When Alexander Krstovic posted the online fundraiser to cover the cost of flying his infant son with complex medical needs from Latvia to Vancouver, he wasn't expecting much.

He asked friends and family to spread the GoFundMe campaign far and wide, and his wife did the same, but it seemed like a long shot that they'd be able to raise the $140,000 necessary for an air ambulance flight across the Atlantic Ocean. 

After a day, the fundraiser had brought in just $100, and Krstovic felt like his fears were confirmed. No one was donating.

The next day, however, more money had come in, and soon - miraculously - the fundraiser had surged more than three-quarters of the way to its lofty $200,000 goal.

"We hit $160,000 Canadian in less than a week, and we still don't know who spread it," Krstovic told CTV News Vancouver via Zoom from Riga, Latvia's capital.

As of Saturday, the GoFundMe's total stood at a little more than $170,000.

"Most of the donations came from Latvia," Krstovic said. "I'm very grateful to the people of Latvia. They've been super awesome, giving to a complete stranger."

Donations have also come in from Canada, as well as other countries in Europe, Asia and Africa, Krstovic said.

"We just don't know who these people are," he said. "They just went out of their way to help a complete stranger. It's amazing. I'm speechless."

The money raised so far is enough to cover the flight, and the Krstovic family has been working with the Canadian embassy in Riga to get the necessary paperwork together to transfer their son to BC Children's Hospital.

Krstovic said he's hoping that the transfer will happen in the coming week, but it will depend on the paperwork, which he said is immensely complex.

"It is really crazy when you want to transfer a patient from one country to another," he said.

Perhaps ironically, it was money that led the Krstovic family to Latvia in the first place. The couple relocated to Riga from Vancouver in December 2019 because the cost of IVF treatment in the Eastern European country was significantly lower.

The couple was still in Latvia when the COVID-19 pandemic began, and Krstovic said his wife became pregnant during the country's initial lockdown.
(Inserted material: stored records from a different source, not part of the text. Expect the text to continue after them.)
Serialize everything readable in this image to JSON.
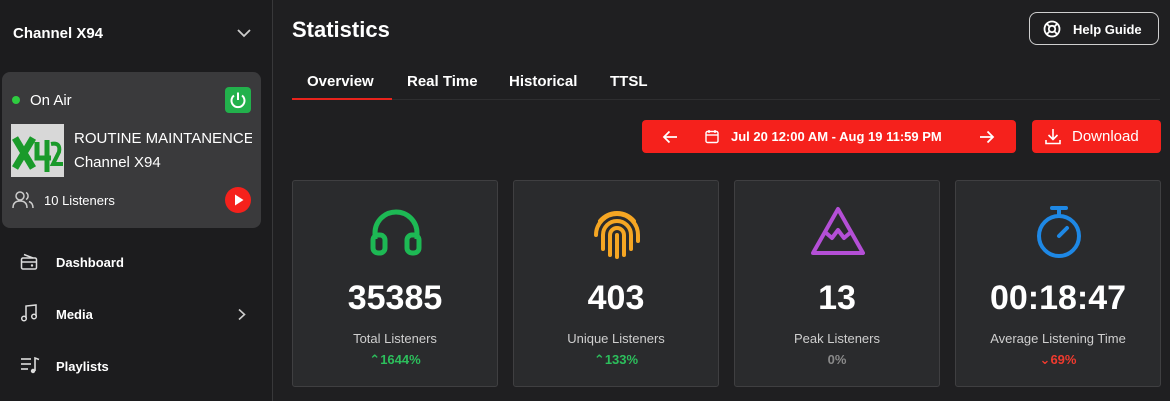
{
  "sidebar": {
    "channel": "Channel X94",
    "status": "On Air",
    "now_playing": {
      "title": "ROUTINE MAINTANENCE",
      "station": "Channel X94"
    },
    "listeners": "10 Listeners",
    "nav": [
      {
        "label": "Dashboard"
      },
      {
        "label": "Media"
      },
      {
        "label": "Playlists"
      }
    ]
  },
  "header": {
    "title": "Statistics",
    "help": "Help Guide"
  },
  "tabs": [
    "Overview",
    "Real Time",
    "Historical",
    "TTSL"
  ],
  "toolbar": {
    "date_range": "Jul 20 12:00 AM - Aug 19 11:59 PM",
    "download": "Download"
  },
  "stats": [
    {
      "value": 35385,
      "label": "Total Listeners",
      "change": "1644%"
    },
    {
      "value": 403,
      "label": "Unique Listeners",
      "change": "133%"
    },
    {
      "value": 13,
      "label": "Peak Listeners",
      "change": "0%"
    },
    {
      "value": "00:18:47",
      "label": "Average Listening Time",
      "change": "69%"
    }
  ]
}
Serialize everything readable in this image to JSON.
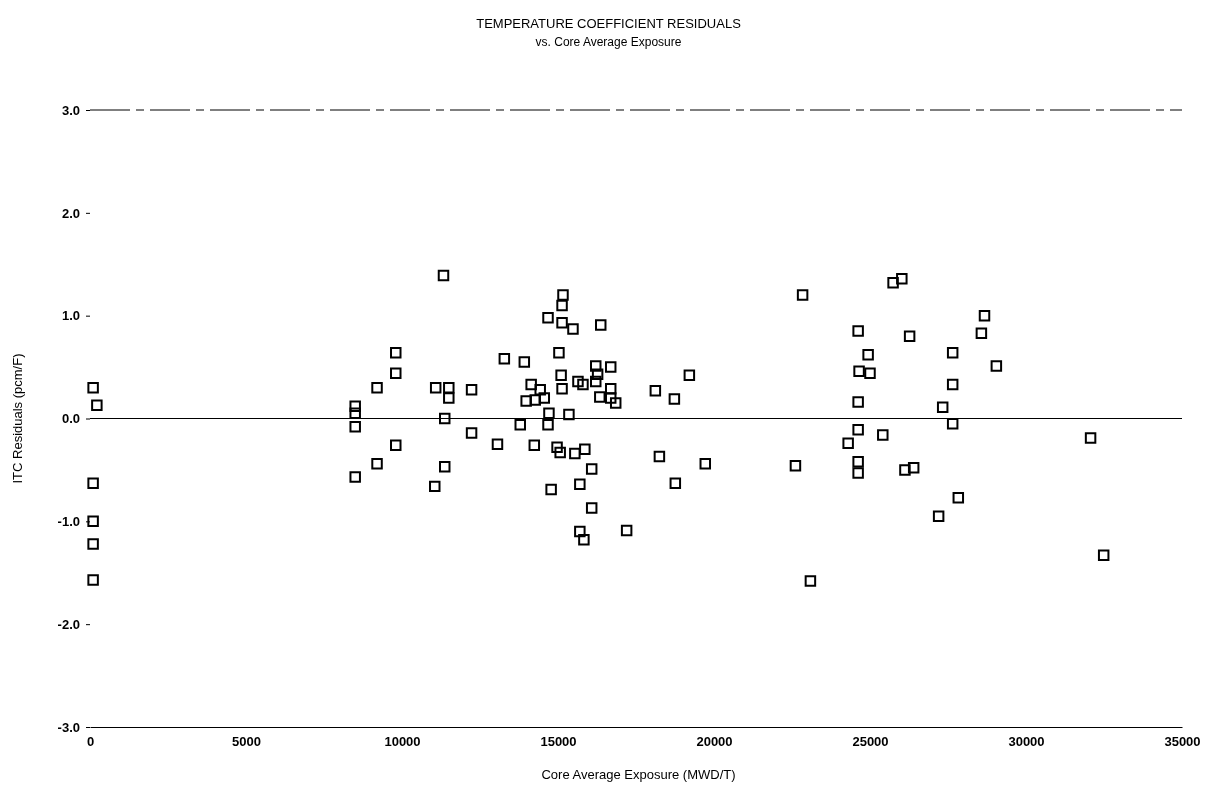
{
  "chart_data": {
    "type": "scatter",
    "title": "TEMPERATURE COEFFICIENT RESIDUALS",
    "subtitle": "vs. Core Average Exposure",
    "xlabel": "Core Average Exposure (MWD/T)",
    "ylabel": "ITC Residuals (pcm/F)",
    "xlim": [
      0,
      35000
    ],
    "xticks": [
      0,
      5000,
      10000,
      15000,
      20000,
      25000,
      30000,
      35000
    ],
    "ylim": [
      -3,
      3
    ],
    "yticks": [
      {
        "value": -3,
        "label": "-3.0"
      },
      {
        "value": -2,
        "label": "-2.0"
      },
      {
        "value": -1,
        "label": "-1.0"
      },
      {
        "value": 0,
        "label": "0.0"
      },
      {
        "value": 1,
        "label": "1.0"
      },
      {
        "value": 2,
        "label": "2.0"
      },
      {
        "value": 3,
        "label": "3.0"
      }
    ],
    "ref_lines": [
      {
        "axis": "y",
        "value": 0,
        "color": "#000000"
      }
    ],
    "marker": "square",
    "series": [
      {
        "color": "#000000",
        "x": [
          100,
          220,
          100,
          100,
          100,
          100,
          8500,
          8500,
          8500,
          8500,
          9200,
          9200,
          9800,
          9800,
          9800,
          11330,
          15160,
          15130,
          14680,
          15130,
          15480,
          16370,
          15030,
          13280,
          13920,
          16210,
          16690,
          16270,
          19210,
          15100,
          15640,
          15800,
          16210,
          11080,
          11500,
          11500,
          12230,
          14140,
          14430,
          15130,
          16690,
          18120,
          18730,
          13980,
          14270,
          14560,
          16340,
          16690,
          16850,
          14710,
          15350,
          11370,
          13790,
          14680,
          12230,
          13060,
          14240,
          14970,
          15070,
          15540,
          15860,
          18250,
          19720,
          11370,
          16080,
          11050,
          14780,
          15700,
          18760,
          16080,
          15700,
          15830,
          17200,
          22610,
          22840,
          25740,
          26020,
          28670,
          24620,
          26270,
          28570,
          24940,
          27650,
          24650,
          25000,
          29050,
          27650,
          24620,
          27330,
          27650,
          24620,
          25410,
          24300,
          24620,
          24620,
          26120,
          26400,
          27830,
          27200,
          32070,
          32490,
          23090
        ],
        "values": [
          0.3,
          0.13,
          -0.63,
          -1.0,
          -1.22,
          -1.57,
          0.12,
          0.05,
          -0.08,
          -0.57,
          0.3,
          -0.44,
          0.64,
          0.44,
          -0.26,
          1.39,
          1.2,
          1.1,
          0.98,
          0.93,
          0.87,
          0.91,
          0.64,
          0.58,
          0.55,
          0.51,
          0.5,
          0.43,
          0.42,
          0.42,
          0.36,
          0.33,
          0.36,
          0.3,
          0.3,
          0.2,
          0.28,
          0.33,
          0.28,
          0.29,
          0.29,
          0.27,
          0.19,
          0.17,
          0.18,
          0.2,
          0.21,
          0.2,
          0.15,
          0.05,
          0.04,
          0.0,
          -0.06,
          -0.06,
          -0.14,
          -0.25,
          -0.26,
          -0.28,
          -0.33,
          -0.34,
          -0.3,
          -0.37,
          -0.44,
          -0.47,
          -0.49,
          -0.66,
          -0.69,
          -0.64,
          -0.63,
          -0.87,
          -1.1,
          -1.18,
          -1.09,
          -0.46,
          1.2,
          1.32,
          1.36,
          1.0,
          0.85,
          0.8,
          0.83,
          0.62,
          0.64,
          0.46,
          0.44,
          0.51,
          0.33,
          0.16,
          0.11,
          -0.05,
          -0.11,
          -0.16,
          -0.24,
          -0.42,
          -0.53,
          -0.5,
          -0.48,
          -0.77,
          -0.95,
          -0.19,
          -1.33,
          -1.58
        ]
      }
    ]
  }
}
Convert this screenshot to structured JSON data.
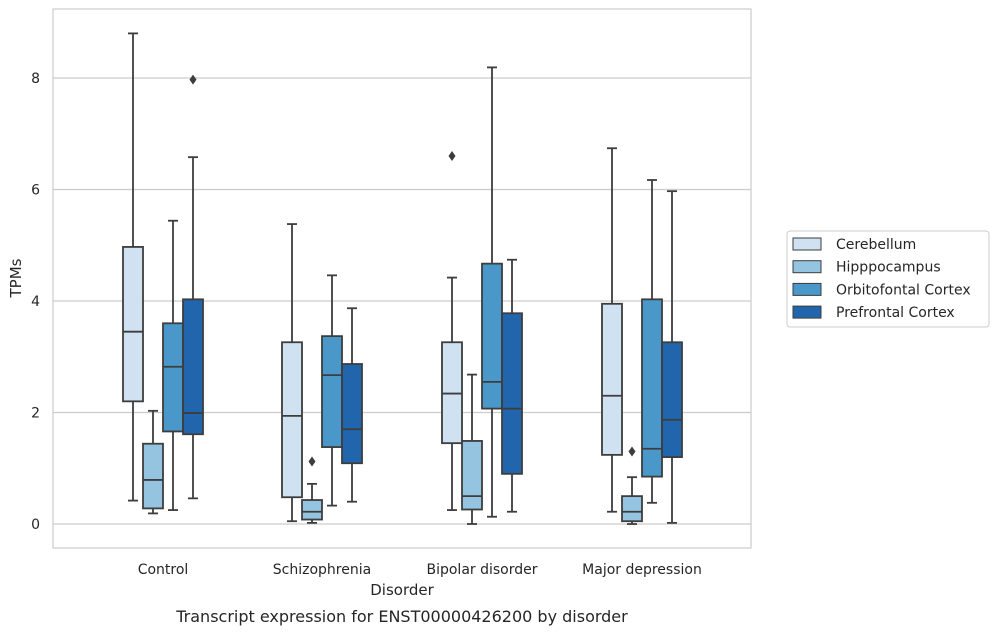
{
  "chart_data": {
    "type": "box",
    "title": "",
    "caption": "Transcript expression for ENST00000426200 by disorder",
    "xlabel": "Disorder",
    "ylabel": "TPMs",
    "ylim": [
      -0.4,
      9.25
    ],
    "yticks": [
      0,
      2,
      4,
      6,
      8
    ],
    "grid": true,
    "legend_position": "right",
    "categories": [
      "Control",
      "Schizophrenia",
      "Bipolar disorder",
      "Major depression"
    ],
    "series": [
      {
        "name": "Cerebellum",
        "color": "#d0e1f2",
        "boxes": [
          {
            "min": 0.42,
            "q1": 2.2,
            "median": 3.45,
            "q3": 4.97,
            "max": 8.8,
            "outliers": []
          },
          {
            "min": 0.05,
            "q1": 0.48,
            "median": 1.94,
            "q3": 3.26,
            "max": 5.38,
            "outliers": []
          },
          {
            "min": 0.25,
            "q1": 1.45,
            "median": 2.34,
            "q3": 3.26,
            "max": 4.42,
            "outliers": [
              6.6
            ]
          },
          {
            "min": 0.22,
            "q1": 1.24,
            "median": 2.3,
            "q3": 3.95,
            "max": 6.74,
            "outliers": []
          }
        ]
      },
      {
        "name": "Hipppocampus",
        "color": "#94c4df",
        "boxes": [
          {
            "min": 0.19,
            "q1": 0.28,
            "median": 0.79,
            "q3": 1.44,
            "max": 2.03,
            "outliers": []
          },
          {
            "min": 0.02,
            "q1": 0.08,
            "median": 0.22,
            "q3": 0.43,
            "max": 0.72,
            "outliers": [
              1.12
            ]
          },
          {
            "min": 0.0,
            "q1": 0.26,
            "median": 0.5,
            "q3": 1.49,
            "max": 2.68,
            "outliers": []
          },
          {
            "min": 0.0,
            "q1": 0.05,
            "median": 0.22,
            "q3": 0.5,
            "max": 0.84,
            "outliers": [
              1.3
            ]
          }
        ]
      },
      {
        "name": "Orbitofontal Cortex",
        "color": "#4a98c9",
        "boxes": [
          {
            "min": 0.25,
            "q1": 1.66,
            "median": 2.82,
            "q3": 3.6,
            "max": 5.44,
            "outliers": []
          },
          {
            "min": 0.33,
            "q1": 1.38,
            "median": 2.67,
            "q3": 3.37,
            "max": 4.46,
            "outliers": []
          },
          {
            "min": 0.13,
            "q1": 2.07,
            "median": 2.55,
            "q3": 4.67,
            "max": 8.19,
            "outliers": []
          },
          {
            "min": 0.38,
            "q1": 0.85,
            "median": 1.35,
            "q3": 4.03,
            "max": 6.17,
            "outliers": []
          }
        ]
      },
      {
        "name": "Prefrontal Cortex",
        "color": "#2166ac",
        "boxes": [
          {
            "min": 0.46,
            "q1": 1.61,
            "median": 1.99,
            "q3": 4.03,
            "max": 6.58,
            "outliers": [
              7.97
            ]
          },
          {
            "min": 0.4,
            "q1": 1.09,
            "median": 1.7,
            "q3": 2.87,
            "max": 3.87,
            "outliers": []
          },
          {
            "min": 0.22,
            "q1": 0.9,
            "median": 2.07,
            "q3": 3.78,
            "max": 4.74,
            "outliers": []
          },
          {
            "min": 0.02,
            "q1": 1.2,
            "median": 1.87,
            "q3": 3.26,
            "max": 5.97,
            "outliers": []
          }
        ]
      }
    ]
  }
}
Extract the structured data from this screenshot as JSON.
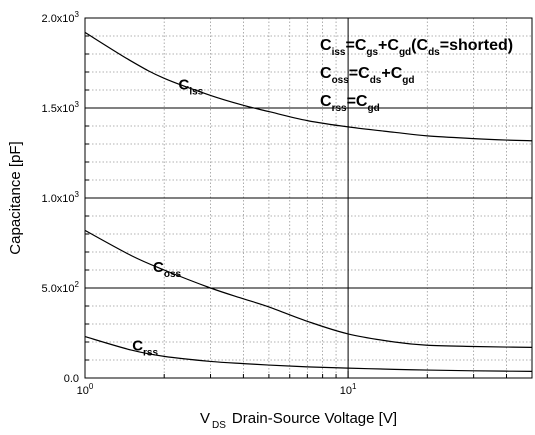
{
  "chart_data": {
    "type": "line",
    "xlabel": {
      "main": "V",
      "sub": "DS",
      "rest": "Drain-Source Voltage [V]"
    },
    "ylabel": "Capacitance  [pF]",
    "x_scale": "log",
    "xlim": [
      1,
      50
    ],
    "ylim": [
      0,
      2000
    ],
    "grid": true,
    "x_ticks": [
      {
        "value": 1,
        "base": "10",
        "exp": "0"
      },
      {
        "value": 10,
        "base": "10",
        "exp": "1"
      }
    ],
    "y_ticks": [
      {
        "value": 0,
        "mant": "0.0",
        "exp": ""
      },
      {
        "value": 500,
        "mant": "5.0x10",
        "exp": "2"
      },
      {
        "value": 1000,
        "mant": "1.0x10",
        "exp": "3"
      },
      {
        "value": 1500,
        "mant": "1.5x10",
        "exp": "3"
      },
      {
        "value": 2000,
        "mant": "2.0x10",
        "exp": "3"
      }
    ],
    "series": [
      {
        "name": "Ciss",
        "label": {
          "main": "C",
          "sub": "iss"
        },
        "x": [
          1,
          1.5,
          2,
          3,
          4,
          5,
          7,
          10,
          15,
          20,
          30,
          40,
          50
        ],
        "y": [
          1920,
          1760,
          1665,
          1570,
          1515,
          1480,
          1430,
          1395,
          1365,
          1345,
          1330,
          1322,
          1318
        ]
      },
      {
        "name": "Coss",
        "label": {
          "main": "C",
          "sub": "oss"
        },
        "x": [
          1,
          1.5,
          2,
          3,
          4,
          5,
          7,
          10,
          15,
          20,
          30,
          40,
          50
        ],
        "y": [
          820,
          680,
          600,
          500,
          440,
          395,
          315,
          245,
          200,
          182,
          175,
          172,
          170
        ]
      },
      {
        "name": "Crss",
        "label": {
          "main": "C",
          "sub": "rss"
        },
        "x": [
          1,
          1.5,
          2,
          3,
          4,
          5,
          7,
          10,
          15,
          20,
          30,
          40,
          50
        ],
        "y": [
          230,
          155,
          120,
          92,
          80,
          72,
          62,
          55,
          48,
          44,
          40,
          38,
          37
        ]
      }
    ],
    "annotations": [
      [
        {
          "t": "C",
          "s": false
        },
        {
          "t": "iss",
          "s": true
        },
        {
          "t": "=C",
          "s": false
        },
        {
          "t": "gs",
          "s": true
        },
        {
          "t": "+C",
          "s": false
        },
        {
          "t": "gd",
          "s": true
        },
        {
          "t": "(C",
          "s": false
        },
        {
          "t": "ds",
          "s": true
        },
        {
          "t": "=shorted)",
          "s": false
        }
      ],
      [
        {
          "t": "C",
          "s": false
        },
        {
          "t": "oss",
          "s": true
        },
        {
          "t": "=C",
          "s": false
        },
        {
          "t": "ds",
          "s": true
        },
        {
          "t": "+C",
          "s": false
        },
        {
          "t": "gd",
          "s": true
        }
      ],
      [
        {
          "t": "C",
          "s": false
        },
        {
          "t": "rss",
          "s": true
        },
        {
          "t": "=C",
          "s": false
        },
        {
          "t": "gd",
          "s": true
        }
      ]
    ]
  }
}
He said the couple wanted to fly back to Vancouver during the pregnancy, but decided to stay in Latvia after consulting with doctors there about the risks involved in their specific case.

Their son, Rayan Sebastian Krstovic, was born prematurely in Riga, with severe heart and stomach problems that doctors didn't expect him to survive.

The infant has had several surgeries and has never left the hospital.

Krstovic said part of the problem is that the Latvian hospital is not well-equipped to handle such a complex case.

"For them, this kind of case is not very common," he said. "Whenever they treat something, another thing breaks down."

The hope is that BC Children's Hospital will be in a better position to help Krstovic's son survive, but the child has to get here first.